Article XIII – ACTIVITIES
Sec. 1: Any member in good standing is encouraged to join in BHNCs activities. On termination of membership in BHNC, the member will automatically be withdrawn from BHNC’s organized activities.
Sec. 2: No activity groups with outside governing boards shall be part of BHNC. Sec. 3: Non-members may only attend two activities per BHNC’s fiscal year. In addition, non-members may attend a maximum of two General Meetings/luncheons per BHNC’s fiscal year.
1. No advertising or commercially-oriented message shall be accepted for publication in any BHNC publication - whether newsletter, website, email or any other type of communication.

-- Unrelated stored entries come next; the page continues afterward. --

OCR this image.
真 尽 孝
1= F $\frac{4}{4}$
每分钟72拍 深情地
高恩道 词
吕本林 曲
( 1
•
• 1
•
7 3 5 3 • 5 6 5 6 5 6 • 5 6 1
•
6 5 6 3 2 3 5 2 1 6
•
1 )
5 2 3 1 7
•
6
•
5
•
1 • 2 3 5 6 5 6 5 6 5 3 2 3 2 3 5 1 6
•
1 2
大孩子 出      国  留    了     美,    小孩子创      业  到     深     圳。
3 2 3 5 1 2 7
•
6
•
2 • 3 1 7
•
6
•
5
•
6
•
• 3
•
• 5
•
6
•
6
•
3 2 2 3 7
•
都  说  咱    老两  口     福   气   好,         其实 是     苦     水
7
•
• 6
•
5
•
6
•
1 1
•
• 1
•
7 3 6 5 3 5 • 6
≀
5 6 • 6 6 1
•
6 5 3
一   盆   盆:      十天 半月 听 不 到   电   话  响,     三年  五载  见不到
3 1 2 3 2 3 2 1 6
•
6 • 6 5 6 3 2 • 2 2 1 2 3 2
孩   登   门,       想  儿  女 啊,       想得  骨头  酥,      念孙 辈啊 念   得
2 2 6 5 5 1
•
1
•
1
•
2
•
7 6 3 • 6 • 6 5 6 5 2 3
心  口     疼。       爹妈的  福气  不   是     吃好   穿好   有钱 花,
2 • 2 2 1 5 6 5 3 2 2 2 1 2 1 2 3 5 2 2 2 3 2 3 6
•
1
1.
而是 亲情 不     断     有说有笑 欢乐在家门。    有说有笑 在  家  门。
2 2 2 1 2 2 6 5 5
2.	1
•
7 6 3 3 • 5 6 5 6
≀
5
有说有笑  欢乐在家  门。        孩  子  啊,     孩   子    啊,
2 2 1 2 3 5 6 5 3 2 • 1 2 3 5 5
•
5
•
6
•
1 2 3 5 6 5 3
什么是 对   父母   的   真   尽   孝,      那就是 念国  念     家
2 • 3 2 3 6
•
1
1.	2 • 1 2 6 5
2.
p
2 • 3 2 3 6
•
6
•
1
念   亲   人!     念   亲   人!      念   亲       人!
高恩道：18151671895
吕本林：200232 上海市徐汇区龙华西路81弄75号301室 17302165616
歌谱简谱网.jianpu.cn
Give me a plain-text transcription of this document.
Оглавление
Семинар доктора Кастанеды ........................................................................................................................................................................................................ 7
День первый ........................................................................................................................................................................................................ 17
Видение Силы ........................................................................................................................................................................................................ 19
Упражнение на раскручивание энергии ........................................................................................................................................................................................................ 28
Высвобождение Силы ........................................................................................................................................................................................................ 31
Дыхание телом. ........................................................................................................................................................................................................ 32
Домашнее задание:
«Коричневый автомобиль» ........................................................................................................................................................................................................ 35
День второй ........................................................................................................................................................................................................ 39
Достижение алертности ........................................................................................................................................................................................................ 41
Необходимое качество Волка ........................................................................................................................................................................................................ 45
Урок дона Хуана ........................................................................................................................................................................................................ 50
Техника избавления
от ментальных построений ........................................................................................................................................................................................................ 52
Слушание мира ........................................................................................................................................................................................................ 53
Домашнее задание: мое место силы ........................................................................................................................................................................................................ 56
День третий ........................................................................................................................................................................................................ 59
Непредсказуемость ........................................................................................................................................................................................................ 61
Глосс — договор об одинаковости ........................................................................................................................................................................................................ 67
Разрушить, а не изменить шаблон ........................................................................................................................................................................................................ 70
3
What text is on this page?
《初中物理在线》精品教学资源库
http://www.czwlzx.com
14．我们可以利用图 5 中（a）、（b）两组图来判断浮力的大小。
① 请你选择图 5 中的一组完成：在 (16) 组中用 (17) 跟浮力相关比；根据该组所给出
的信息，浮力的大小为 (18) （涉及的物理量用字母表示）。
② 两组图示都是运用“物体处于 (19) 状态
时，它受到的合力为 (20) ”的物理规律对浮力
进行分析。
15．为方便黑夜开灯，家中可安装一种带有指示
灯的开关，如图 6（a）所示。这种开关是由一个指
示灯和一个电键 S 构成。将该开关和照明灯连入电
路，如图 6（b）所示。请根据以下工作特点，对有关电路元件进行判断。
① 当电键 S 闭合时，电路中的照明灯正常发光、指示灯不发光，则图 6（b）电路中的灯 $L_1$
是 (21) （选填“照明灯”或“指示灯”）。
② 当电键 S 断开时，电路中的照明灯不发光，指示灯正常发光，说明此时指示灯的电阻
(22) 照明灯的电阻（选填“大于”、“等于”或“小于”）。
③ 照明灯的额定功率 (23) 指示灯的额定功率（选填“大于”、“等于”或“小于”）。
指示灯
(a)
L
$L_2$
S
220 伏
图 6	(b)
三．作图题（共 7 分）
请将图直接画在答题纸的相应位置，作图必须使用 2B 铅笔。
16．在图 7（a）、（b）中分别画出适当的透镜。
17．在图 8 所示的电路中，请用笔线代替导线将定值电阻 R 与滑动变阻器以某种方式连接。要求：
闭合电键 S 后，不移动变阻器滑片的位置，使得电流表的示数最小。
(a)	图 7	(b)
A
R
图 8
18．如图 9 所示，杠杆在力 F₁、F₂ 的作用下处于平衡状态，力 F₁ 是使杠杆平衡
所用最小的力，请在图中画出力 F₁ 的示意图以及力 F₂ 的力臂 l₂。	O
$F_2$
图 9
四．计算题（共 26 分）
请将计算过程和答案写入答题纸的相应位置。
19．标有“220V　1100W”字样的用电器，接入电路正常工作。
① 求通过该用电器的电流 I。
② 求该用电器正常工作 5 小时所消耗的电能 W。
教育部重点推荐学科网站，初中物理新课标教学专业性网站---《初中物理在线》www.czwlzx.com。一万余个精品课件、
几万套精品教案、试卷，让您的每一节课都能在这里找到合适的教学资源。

2. No member serving on the Nominating Committee may be nominated for an Executive Board position.
3. Members who fail to cancel reservations within 48 hours of any General Meeting/luncheon or other BHNC functions will be charged the same.
4. Board meetings will be held on the Monday morning prior to the General Meeting for that month unless voted on by the Board at a prior Board meeting.
5. The President shall receive a gift of up to a value of $200 at the end of the President’s term of office.
6. The directory is furnished for the sole purpose of facilitating social contact among the membership and should not be otherwise employed without prior express written approval of the Board.